Por sua vez, o presidente da Fundação Amílcar Cabral, Pedro Pires, recordou à Lusa que a tentativa de compra da casa é um “processo antigo”, que ele mesmo discutiu com dois dos herdeiros enquanto foi primeiro-ministro de Cabo Verde (1975 a 1991), mas estes faleceram.
Mas em todas as tentativas de negociar, o antigo Presidente de Cabo Verde (2001 – 2011) recordou que os herdeiros pediram um “valor exorbitante” e o negócio caiu, tendo sido retomado mais tarde pela Câmara Municipal, que enfrentou a mesma rigidez dos donos.

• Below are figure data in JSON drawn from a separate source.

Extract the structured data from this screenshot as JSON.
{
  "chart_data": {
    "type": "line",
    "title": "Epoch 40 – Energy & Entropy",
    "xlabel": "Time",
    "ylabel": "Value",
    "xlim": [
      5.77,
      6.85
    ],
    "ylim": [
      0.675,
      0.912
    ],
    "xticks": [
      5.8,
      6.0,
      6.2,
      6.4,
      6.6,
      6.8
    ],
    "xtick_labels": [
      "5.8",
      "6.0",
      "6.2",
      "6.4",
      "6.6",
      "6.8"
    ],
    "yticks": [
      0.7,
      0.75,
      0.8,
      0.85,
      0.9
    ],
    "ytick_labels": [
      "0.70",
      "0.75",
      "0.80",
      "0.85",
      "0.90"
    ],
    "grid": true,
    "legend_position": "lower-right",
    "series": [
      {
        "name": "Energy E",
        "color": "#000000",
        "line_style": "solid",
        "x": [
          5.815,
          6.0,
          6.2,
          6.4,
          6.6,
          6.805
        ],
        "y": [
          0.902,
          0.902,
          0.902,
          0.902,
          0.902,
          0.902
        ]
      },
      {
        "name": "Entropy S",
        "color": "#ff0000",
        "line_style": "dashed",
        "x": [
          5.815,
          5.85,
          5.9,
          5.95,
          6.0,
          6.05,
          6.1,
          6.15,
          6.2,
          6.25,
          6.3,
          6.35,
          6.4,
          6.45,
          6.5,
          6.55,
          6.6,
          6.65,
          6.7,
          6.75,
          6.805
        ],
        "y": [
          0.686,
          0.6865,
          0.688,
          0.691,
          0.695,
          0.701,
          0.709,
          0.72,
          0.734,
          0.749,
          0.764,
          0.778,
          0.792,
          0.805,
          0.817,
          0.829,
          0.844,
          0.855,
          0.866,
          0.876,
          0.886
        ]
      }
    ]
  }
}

Sem precisar os valores sugeridos pelos herdeiros, Pires, que recentemente efetuou uma visita à presidente da câmara, Jassira Monteiro, fez questão de sublinhar que a Fundação que leva o nome do seu patrono não tem recursos para comprar qualquer prédio.
Filho de Juvenal Cabral e Iva Pinhel Évora, o líder histórico nasceu na Guiné-Bissau em 12 de setembro de 1924, partiu para Cabo Verde com oito anos, acompanhando a sua família, onde viveu parte da infância e adolescência, também na Praia e em São Vicente, antes de ir estudar Agronomia em Portugal.
Posteriormente, foi fundador do então Partido Africano para a Independência da Guiné e Cabo Verde (PAIGC), que deu lugar ao PAICV, líder dos movimentos independentistas nos dois países, e foi assassinado em 20 de janeiro de 1973, em Conacri, aos 49 anos.